Er vertonte auch mal seinen Tinnitus
Zum 100. Geburtstag von Arthur Furer lassen junge Ensembles und etablierte Musiker*innen das Werk des verstorbenen Berner Komponisten wieder aufleben. Zusammengestellt hat das Festival Furers Neffe, der Flötist und Dirigent Kaspar Zehnder. Er erinnert sich damit an den im Alter hörgeschwächten Onkel, der mit Humor und Gottesliebe weiterkomponierte.
«Dass sich eine junge Generation seiner Musik annimmt und sie wieder aufleben lässt, ist wohl das Beste, was ich für meinen Onkel machen kann. Dass man ihn nicht nur hört, sondern auch spielt.» Der Berner Komponist Arthur Furer wäre heuer 100 Jahre alt geworden. Sein Neffe Kaspar Zehnder kuratiert nun ein Festival, an dem unter anderem der Schweizer Jugendchor, Studierende der Hochschule der Künste Bern (HKB), der Kinderchor des Münsters und das junge Berner Nerida Quartett Furers Werke wiederaufführen.
Arthur Furer fühlte sich selbst keiner zeitgenössischen Schule verbunden. Herausfordernd und zugänglich zugleich sind viele seiner Stücke, die er teilweise extra für seinen musikalischen Unterricht am städtischen Lehrerseminar im Marzili schrieb, wo er jahrzehntelang tätig war.

Vom Musikfanatiker zum Mystiker
«Mein Onkel hat mich in der Musiktheorie erzogen», erinnert sich Zehnder. Furer spielte auf dem Flügel vor, was der damals jugendliche Neffe im Nebenzimmer nachsingen sollte. Auf einmal habe der Onkel insistiert, dass er falsch singe, obwohl dem gar nicht so gewesen sei. «In diesem Moment wurde uns klar, dass er am Gehör erkrankt war.»
Bis zu seinem Tod sollte ein Tinnitus Furer quälen. «Für ihn als Komponist und Musikliebhaber war das eine Katastrophe, ein Tod im Leben», sagt der Flötist und Dirigent Zehnder. In seinen letzten 20 Lebensjahren habe er sich grundlegend verändert.

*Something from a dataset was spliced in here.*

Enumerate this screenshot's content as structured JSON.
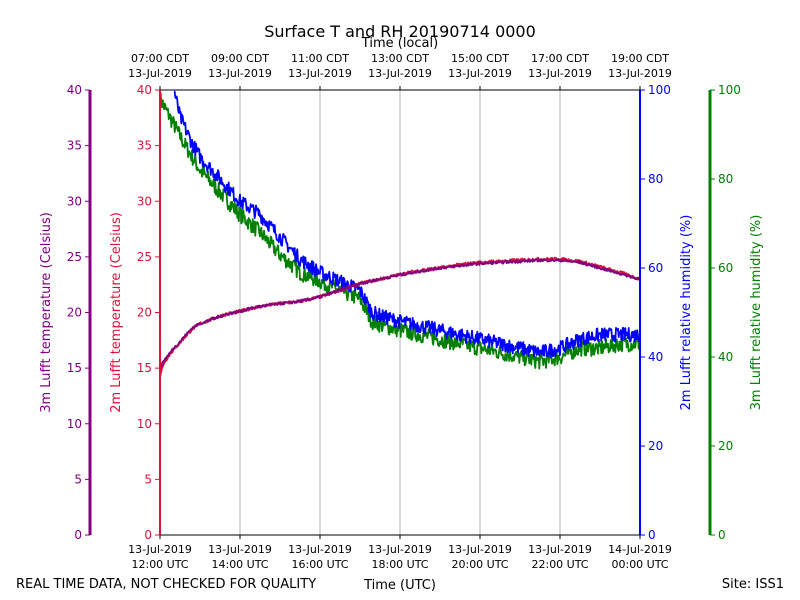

Der bislang strenge, teilweise unnahbare Musikfanatiker sei weicher geworden, wurde gar zum Mystiker und Gottessucher.
«Jammere-Futtere-Sech dry schicke»
Obwohl er kaum noch hören konnte und das Komponieren eigentlich aufgegeben hatte, schrieb er für Kasper Zehnders Solistendiplom an der Flöte 1992 das Stück «Ballada», einen spanischen Volkstanz. Zehn Jahre später komponierte er – ebenfalls auf das Drängen Zehnders hin – das Werk mit dem ursprünglichen Titel «Im Leben Sterben – im Sterben Leben».
Die drei Sätze «Jammere-Futtere-Sech dry schicke» gehen von der irritierenden Tonfolge aus, die der Tinnitus-geplagte Furer pausenlos im Ohr hatte. Darin enthalten ist der versöhnliche Choral des Berner Lyrikers Werner Paul Barfuss: «Wer den Tod nur fürchten kann / Der ist fürwahr ein armer Mann / Den nenn’ ich einen reichen Mann / Der im Tode leben kann». Diese «Monopartita» wird im Rahmen des Festivals von Studierenden der HKB aufgeführt.
Letzte Rose, viele Gottheiten
Sein allerletztes Werk, «Ich sah des Sommers letzte Rose stehn», entstanden 2013, im Todesjahr Furers, wird vom Schweizer Jugendchor uraufgeführt. Das Berner Kammerorchester (BKO), das Vokalensemble ardent sowie Tenorsolist Loic Félix folgen ihm durch seine «Vita perennis». Kammerorchester, Sopranistin Marysol Schalit, Mezzosopranistin und Altistin Stephanie Szanto, Bariton Wolfgang Resch und gemischter Chor interpretieren Furers ökumenisches Vermächtnis, sein «Lob der Gottheit». Dieses umfasst buddhistische, jüdische, christliche und islamische Gottesvorstellungen umfasst. Und am Ende erklingt Felix Mendelssohn Bartholdys «Lobgesang».